Mon, Mar 07, 2005 - Page 5 News List

Riders surf their way into setting a new world record

AP , CANBERRA, AUSTRALIA

World Championship Tour surfer and locals surfers ride on the world's longest surfboard to set an unofficial Guinness World Record of 47 surfers on the 12.2m board shaped by Nev Hyman at Snapper Rock on the Gold Coast Saturday. The record attempt is part of the``Tsunamirun,'' a charity set up to raise funds for Tsunami victims.

PHOTO: AP

More than 40 surfers cruised into the world record books by riding a single giant surfboard off an Australian beach, newspapers reported yesterday.

A crowd of more than 5,000 gathered Saturday to watch the riders crowd onto the 12.2-meter-long board at the Queensland state tourist city Gold Coast, where the Quiksilver and Roxy Pro surf competitions were held, newspapers said.

The three-meter-wide board, nicknamed "Nev" after its creator, Gold Coast board shaper Nev Hyman, arrived on a trailer truck and needed more than 20 people to carry it to the surf.

Another 100 people, each armed with a bucket of wax, then spent the morning preparing the 50,000 Australian dollar (US$39,535) foam and fiberglass super board for the event.

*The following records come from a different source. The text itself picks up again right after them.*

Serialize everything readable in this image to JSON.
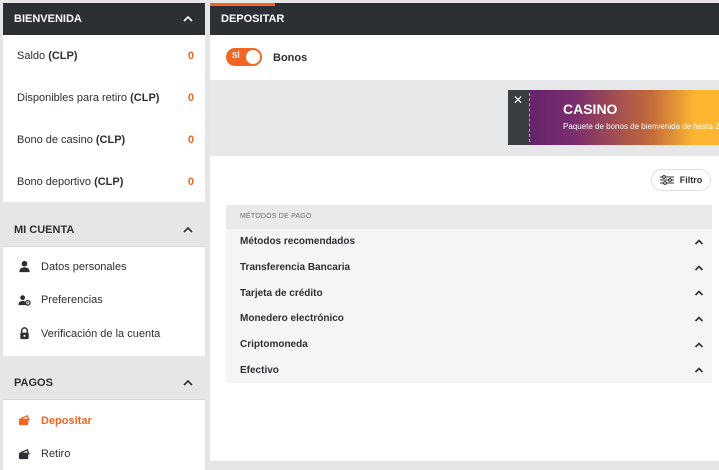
{
  "welcome": {
    "title": "BIENVENIDA",
    "rows": [
      {
        "label": "Saldo ",
        "unit": "(CLP)",
        "value": "0"
      },
      {
        "label": "Disponibles para retiro ",
        "unit": "(CLP)",
        "value": "0"
      },
      {
        "label": "Bono de casino ",
        "unit": "(CLP)",
        "value": "0"
      },
      {
        "label": "Bono deportivo ",
        "unit": "(CLP)",
        "value": "0"
      }
    ]
  },
  "account": {
    "title": "MI CUENTA",
    "items": [
      {
        "label": "Datos personales",
        "icon": "user-icon"
      },
      {
        "label": "Preferencias",
        "icon": "preferences-icon"
      },
      {
        "label": "Verificación de la cuenta",
        "icon": "lock-icon"
      }
    ]
  },
  "payments": {
    "title": "PAGOS",
    "items": [
      {
        "label": "Depositar",
        "icon": "deposit-icon",
        "active": true
      },
      {
        "label": "Retiro",
        "icon": "withdraw-icon",
        "active": false
      }
    ]
  },
  "main": {
    "title": "DEPOSITAR",
    "toggle": {
      "on_text": "SÍ",
      "label": "Bonos"
    },
    "promo": {
      "title": "CASINO",
      "subtitle": "Paquete de bonos de bienvenida de hasta 2"
    },
    "filter_label": "Filtro",
    "methods_header": "MÉTODOS DE PAGO",
    "methods": [
      "Métodos recomendados",
      "Transferencia Bancaria",
      "Tarjeta de crédito",
      "Monedero electrónico",
      "Criptomoneda",
      "Efectivo"
    ]
  },
  "colors": {
    "accent": "#f26522",
    "header_dark": "#2c3035"
  }
}
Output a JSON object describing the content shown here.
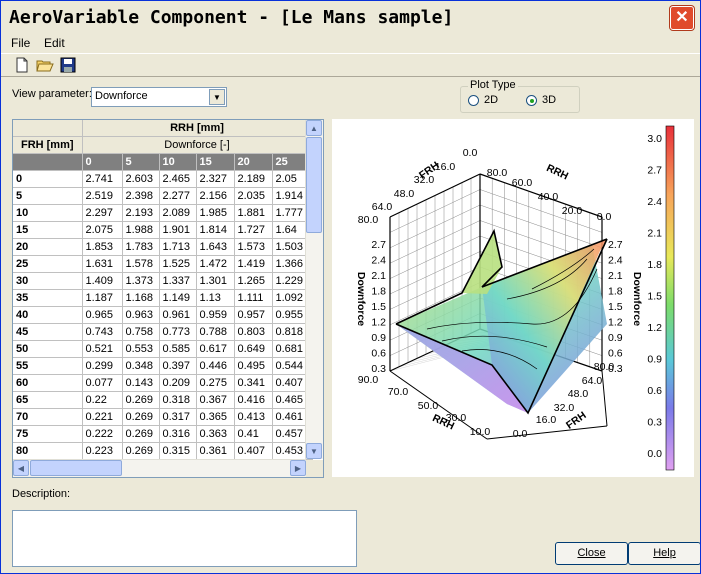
{
  "window": {
    "title": "AeroVariable Component - [Le Mans sample]"
  },
  "menu": [
    {
      "label": "File"
    },
    {
      "label": "Edit"
    }
  ],
  "toolbar": {
    "icons": [
      "new-file-icon",
      "open-folder-icon",
      "save-disk-icon"
    ]
  },
  "view_parameter": {
    "label": "View parameter:",
    "value": "Downforce"
  },
  "plot_type": {
    "title": "Plot Type",
    "options": [
      "2D",
      "3D"
    ],
    "selected": "3D"
  },
  "table": {
    "header_top": "RRH [mm]",
    "row_header_label": "FRH [mm]",
    "subheader": "Downforce [-]",
    "columns": [
      "0",
      "5",
      "10",
      "15",
      "20",
      "25"
    ],
    "rows": [
      {
        "frh": "0",
        "values": [
          "2.741",
          "2.603",
          "2.465",
          "2.327",
          "2.189",
          "2.05"
        ]
      },
      {
        "frh": "5",
        "values": [
          "2.519",
          "2.398",
          "2.277",
          "2.156",
          "2.035",
          "1.914"
        ]
      },
      {
        "frh": "10",
        "values": [
          "2.297",
          "2.193",
          "2.089",
          "1.985",
          "1.881",
          "1.777"
        ]
      },
      {
        "frh": "15",
        "values": [
          "2.075",
          "1.988",
          "1.901",
          "1.814",
          "1.727",
          "1.64"
        ]
      },
      {
        "frh": "20",
        "values": [
          "1.853",
          "1.783",
          "1.713",
          "1.643",
          "1.573",
          "1.503"
        ]
      },
      {
        "frh": "25",
        "values": [
          "1.631",
          "1.578",
          "1.525",
          "1.472",
          "1.419",
          "1.366"
        ]
      },
      {
        "frh": "30",
        "values": [
          "1.409",
          "1.373",
          "1.337",
          "1.301",
          "1.265",
          "1.229"
        ]
      },
      {
        "frh": "35",
        "values": [
          "1.187",
          "1.168",
          "1.149",
          "1.13",
          "1.111",
          "1.092"
        ]
      },
      {
        "frh": "40",
        "values": [
          "0.965",
          "0.963",
          "0.961",
          "0.959",
          "0.957",
          "0.955"
        ]
      },
      {
        "frh": "45",
        "values": [
          "0.743",
          "0.758",
          "0.773",
          "0.788",
          "0.803",
          "0.818"
        ]
      },
      {
        "frh": "50",
        "values": [
          "0.521",
          "0.553",
          "0.585",
          "0.617",
          "0.649",
          "0.681"
        ]
      },
      {
        "frh": "55",
        "values": [
          "0.299",
          "0.348",
          "0.397",
          "0.446",
          "0.495",
          "0.544"
        ]
      },
      {
        "frh": "60",
        "values": [
          "0.077",
          "0.143",
          "0.209",
          "0.275",
          "0.341",
          "0.407"
        ]
      },
      {
        "frh": "65",
        "values": [
          "0.22",
          "0.269",
          "0.318",
          "0.367",
          "0.416",
          "0.465"
        ]
      },
      {
        "frh": "70",
        "values": [
          "0.221",
          "0.269",
          "0.317",
          "0.365",
          "0.413",
          "0.461"
        ]
      },
      {
        "frh": "75",
        "values": [
          "0.222",
          "0.269",
          "0.316",
          "0.363",
          "0.41",
          "0.457"
        ]
      },
      {
        "frh": "80",
        "values": [
          "0.223",
          "0.269",
          "0.315",
          "0.361",
          "0.407",
          "0.453"
        ]
      }
    ]
  },
  "plot": {
    "frh_ticks_top": [
      "80.0",
      "64.0",
      "48.0",
      "32.0",
      "16.0",
      "0.0"
    ],
    "rrh_ticks_top": [
      "80.0",
      "60.0",
      "40.0",
      "20.0",
      "0.0"
    ],
    "rrh_ticks_bottom": [
      "90.0",
      "70.0",
      "50.0",
      "30.0",
      "10.0"
    ],
    "frh_ticks_bottom": [
      "0.0",
      "16.0",
      "32.0",
      "48.0",
      "64.0",
      "80.0"
    ],
    "z_ticks": [
      "2.7",
      "2.4",
      "2.1",
      "1.8",
      "1.5",
      "1.2",
      "0.9",
      "0.6",
      "0.3"
    ],
    "axis_labels": {
      "frh": "FRH",
      "rrh": "RRH",
      "z": "Downforce"
    },
    "colorbar_ticks": [
      "3.0",
      "2.7",
      "2.4",
      "2.1",
      "1.8",
      "1.5",
      "1.2",
      "0.9",
      "0.6",
      "0.3",
      "0.0"
    ]
  },
  "description": {
    "label": "Description:"
  },
  "buttons": {
    "close": "Close",
    "help": "Help"
  }
}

The riders included pro surfers Chris Ward of California and Australian champion Danny Wills, whose own board was the model for the oversized replica.

Newspaper reports of how many riders took part varied between 44 and 47.

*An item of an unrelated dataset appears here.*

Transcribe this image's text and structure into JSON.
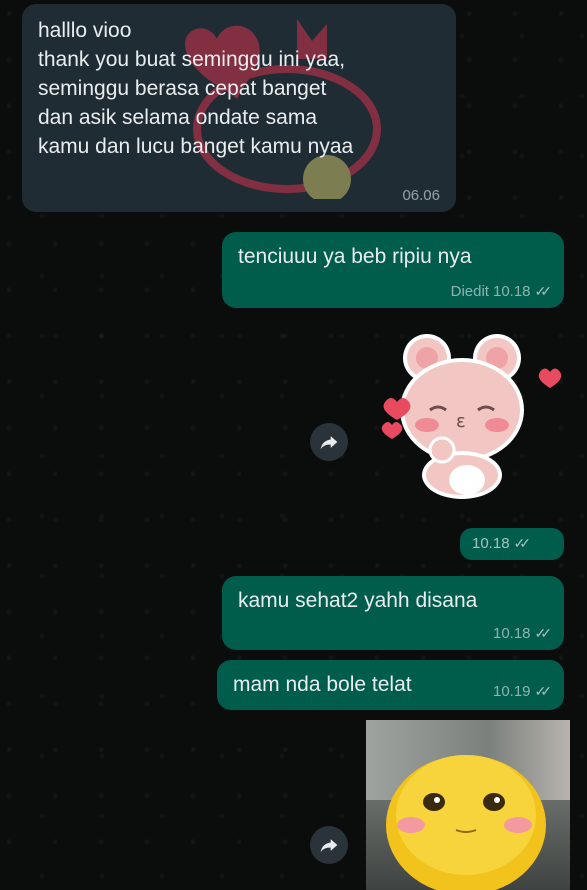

But the ride clearly smashed the existing world record of 14 achieved by an English team in Cornwall on an 11-meter Malibu in 2003.

Hyman said the four-minute ride to shore was worth the monthlong effort to build the board.

"It was the best four minutes of my surfing life. It went in strong and straight," Hyman told Queensland's the Sunday Mail newspaper.

"To be out there with those guys -- they're my best friends and pro surfers whom I've known for a long time -- to be just laughing our heads off without a worry in the world, it's what surfing is all about," he said.

"I don't think anyone has had more fun on a wave like that since the dawn of time," he added.

The surfboard, which lost two of its one-meter-long fins in shallow water on the way to the beach, will next be taken to the US as part of a global fundraising tour to raise A$200 million (US$158 million) in aid for victims of the Dec. 26 Asian tsunami.

The surfboard required 300 liters of resin, half a ton of foam and 220 meters of fiberglass.